The Hub’s vision is to enable new companies to use their seed funding to develop technologies, rather than spend it on capital expenses. The Hub is credited with helping Toronto earn a spot on Innovation Leader magazine’s Top 10 Cities for Corporate Innovation (2017). Currently the Innovation Hub, which is a Xerox corporate initiative and does not receive any grants or other governmental financial assistance, hosts six promising Canadian start‑ups on site.

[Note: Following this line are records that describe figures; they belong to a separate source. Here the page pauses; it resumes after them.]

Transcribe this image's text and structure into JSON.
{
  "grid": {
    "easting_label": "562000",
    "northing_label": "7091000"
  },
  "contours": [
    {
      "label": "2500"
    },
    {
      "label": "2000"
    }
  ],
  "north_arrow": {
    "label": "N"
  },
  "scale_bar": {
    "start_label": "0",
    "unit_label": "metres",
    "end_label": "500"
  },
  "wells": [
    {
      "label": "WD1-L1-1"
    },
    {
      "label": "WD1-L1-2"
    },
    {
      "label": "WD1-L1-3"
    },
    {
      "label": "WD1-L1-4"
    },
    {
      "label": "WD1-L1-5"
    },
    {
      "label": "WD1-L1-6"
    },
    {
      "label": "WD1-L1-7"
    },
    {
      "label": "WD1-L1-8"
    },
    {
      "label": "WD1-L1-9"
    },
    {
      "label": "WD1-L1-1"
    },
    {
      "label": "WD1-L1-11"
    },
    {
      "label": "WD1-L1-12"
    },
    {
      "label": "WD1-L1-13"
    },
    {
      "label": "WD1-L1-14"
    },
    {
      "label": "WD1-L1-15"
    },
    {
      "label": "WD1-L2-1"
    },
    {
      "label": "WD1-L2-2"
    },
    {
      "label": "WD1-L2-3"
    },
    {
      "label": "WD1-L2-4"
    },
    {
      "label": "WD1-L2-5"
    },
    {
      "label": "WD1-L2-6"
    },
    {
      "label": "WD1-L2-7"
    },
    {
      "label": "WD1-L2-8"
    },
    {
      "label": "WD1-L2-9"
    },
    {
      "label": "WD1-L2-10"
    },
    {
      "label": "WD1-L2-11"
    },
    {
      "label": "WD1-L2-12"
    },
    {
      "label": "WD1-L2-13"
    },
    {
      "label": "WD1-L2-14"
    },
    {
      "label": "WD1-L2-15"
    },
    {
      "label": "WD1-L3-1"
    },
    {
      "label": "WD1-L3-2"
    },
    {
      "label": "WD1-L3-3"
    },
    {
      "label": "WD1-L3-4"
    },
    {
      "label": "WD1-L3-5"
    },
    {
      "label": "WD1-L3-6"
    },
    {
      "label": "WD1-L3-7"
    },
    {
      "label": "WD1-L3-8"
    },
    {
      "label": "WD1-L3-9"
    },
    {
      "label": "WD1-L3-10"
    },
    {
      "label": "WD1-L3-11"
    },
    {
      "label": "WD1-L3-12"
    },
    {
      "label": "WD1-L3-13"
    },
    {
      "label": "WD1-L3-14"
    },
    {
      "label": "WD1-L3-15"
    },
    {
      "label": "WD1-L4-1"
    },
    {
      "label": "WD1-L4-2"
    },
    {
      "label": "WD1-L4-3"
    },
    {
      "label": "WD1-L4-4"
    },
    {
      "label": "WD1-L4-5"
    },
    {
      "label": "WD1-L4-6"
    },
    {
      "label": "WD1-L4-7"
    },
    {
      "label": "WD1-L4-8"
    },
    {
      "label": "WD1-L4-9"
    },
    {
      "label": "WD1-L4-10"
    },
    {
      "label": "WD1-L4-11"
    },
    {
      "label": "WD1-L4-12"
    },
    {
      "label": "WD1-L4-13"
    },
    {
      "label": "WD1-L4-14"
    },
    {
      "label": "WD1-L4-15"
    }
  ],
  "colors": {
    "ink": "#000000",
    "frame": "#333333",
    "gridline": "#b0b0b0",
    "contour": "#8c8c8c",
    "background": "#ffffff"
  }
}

In AOMS’ case, the fledgling company came to XRCC in 2015 through the RIC Centre with three employees and an idea to create an integrated platform to support an Industrial Internet of Things (IoT). Three years later, the growing firm has developed fiber optic sensing technology to help industries enhance efficiency, reduce operation cost, increase safety, and improve environmental sustainability. AOMS’ fiber optic sensors are already gaining the attention of potential industrial clients. The company, which expects to grow to 15 employees by the end of 2018, recently signed a contract with a major oil and gas company to use its sensors for the first time in a pipeline monitoring application.

AOMS CEO Hamid Alemohammad says XRCC offered the company something critical it couldn’t have afforded on its own — access to a world-class lab to conduct research. While the process of carrying out research at academic institutions can be extremely slow – gaining approvals, scheduling lab space and booking equipment operators – the XRCC is agile and quick.

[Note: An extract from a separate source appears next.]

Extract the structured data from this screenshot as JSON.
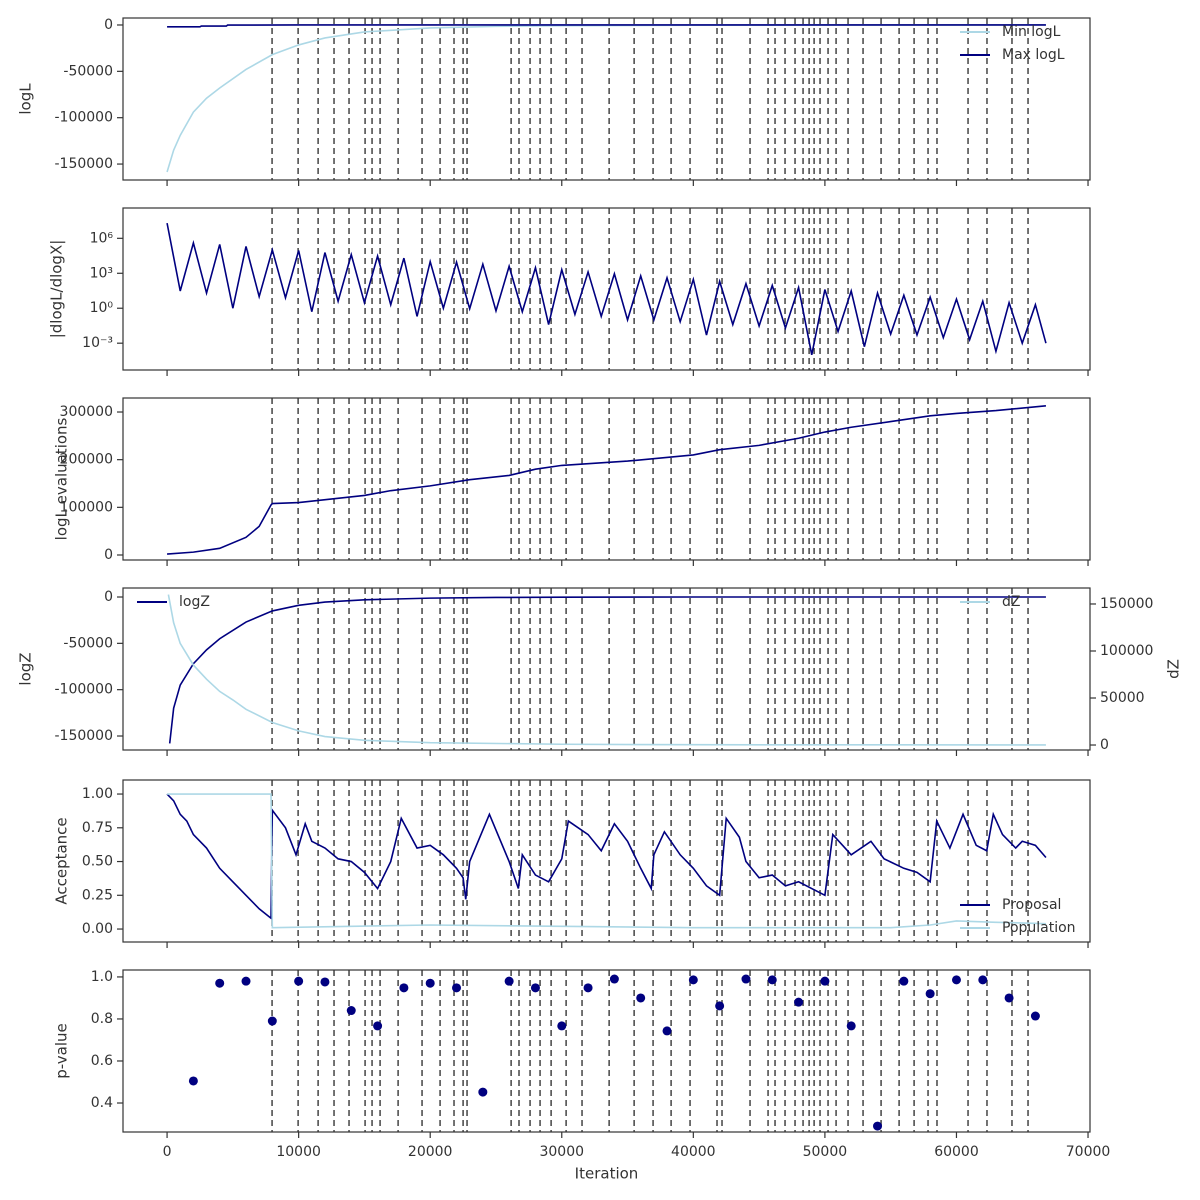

Equally important, Alemohammad says working with the RIC Centre and Xerox has also given AOMS access to a vast network of prospects and leads, which have helped validate demand for their products and generate sales. Like AOMS, Anomera has carried out fascinating research and product development with the help of the XRCC over the past couple of years. Their work in green chemistry, materials science and sustainable manufacturing promises to change the way a number of industries do business.

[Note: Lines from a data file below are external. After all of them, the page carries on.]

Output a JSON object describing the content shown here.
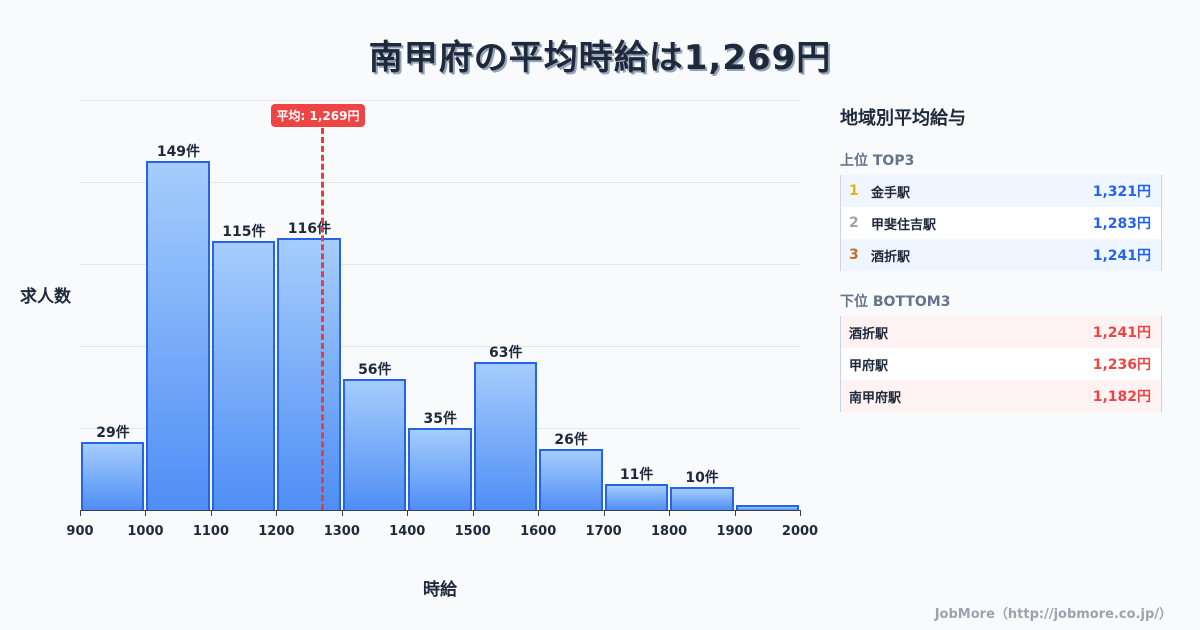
{
  "title": "南甲府の平均時給は1,269円",
  "chart_data": {
    "type": "bar",
    "title": "南甲府の平均時給は1,269円",
    "xlabel": "時給",
    "ylabel": "求人数",
    "bins": [
      "900-1000",
      "1000-1100",
      "1100-1200",
      "1200-1300",
      "1300-1400",
      "1400-1500",
      "1500-1600",
      "1600-1700",
      "1700-1800",
      "1800-1900",
      "1900-2000"
    ],
    "x_ticks": [
      "900",
      "1000",
      "1100",
      "1200",
      "1300",
      "1400",
      "1500",
      "1600",
      "1700",
      "1800",
      "1900",
      "2000"
    ],
    "values": [
      29,
      149,
      115,
      116,
      56,
      35,
      63,
      26,
      11,
      10,
      2
    ],
    "labels": [
      "29件",
      "149件",
      "115件",
      "116件",
      "56件",
      "35件",
      "63件",
      "26件",
      "11件",
      "10件",
      ""
    ],
    "ylim": [
      0,
      175
    ],
    "grid": true,
    "average": {
      "value": 1269,
      "label": "平均: 1,269円"
    }
  },
  "panel": {
    "title": "地域別平均給与",
    "top_title": "上位 TOP3",
    "top": [
      {
        "rank": "1",
        "name": "金手駅",
        "value": "1,321円",
        "color": "#eab308"
      },
      {
        "rank": "2",
        "name": "甲斐住吉駅",
        "value": "1,283円",
        "color": "#9ca3af"
      },
      {
        "rank": "3",
        "name": "酒折駅",
        "value": "1,241円",
        "color": "#c2702a"
      }
    ],
    "bottom_title": "下位 BOTTOM3",
    "bottom": [
      {
        "name": "酒折駅",
        "value": "1,241円"
      },
      {
        "name": "甲府駅",
        "value": "1,236円"
      },
      {
        "name": "南甲府駅",
        "value": "1,182円"
      }
    ]
  },
  "footer": "JobMore（http://jobmore.co.jp/）"
}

Anomera began working with the XRCC two years ago. They leveraged XRCC’s facilities and know-how in process engineering to test and develop a new class of sulphate-free, natural crystalline cellulose microbeads and silicates from black spruce trees to replace environmentally harmful microplastics. While Anomera has initially envisioned its patented DextraCel and ChromaPur Neige for use in cosmetics and skin care ingredients, the products can be used in many industrial applications. The company is currently developing how its celluloistic nano crystal products can be used to improve many other products, including cements, paints, composites, polyurethanes, personal care products and as a delivery system for pharmacology. Howard Fields, CEO & President of Anomera, says XRCC has been critical to the company’s success and growth to date as it continues to utilize the centre’s facilities and expertise.

Both Anomera and AOMS are examples of the type of homegrown innovators Canada needs to foster and encourage. Canada has a long track record of innovation and is one of the heaviest funders of discovery research in the world. We are fortunate to have a highly trained and educated workforce. Not to mention, a wealth of budding entrepreneurs with bright ideas for new technologies. But where innovation and productivity often falter is in the critical stages of moving from research to scale-up and commercialization. That’s where many start-ups fall into the gap and fail to advance their ideas. XRCC is proud of the role we and our partners play in guiding start-ups past the risks threatening to take them down before they have even begun.

Our vision is to drive business growth through the commercialization of break­through materials, technologies and solutions. As we look to the future, XRCC will continue to invent and develop new advanced materials for Xerox, support young companies and other enterprises, and help accelerate innovation in Canada.

 

 

 

Dr. Paul Smith is the Vice President and Centre Director of the Mississauga-based Xerox Research Centre of Canada (XRCC), home to a world-class team of scientists and engineers with broad expertise in materials chemistry, formulation design, prototyping, testing, and chemical process engineering.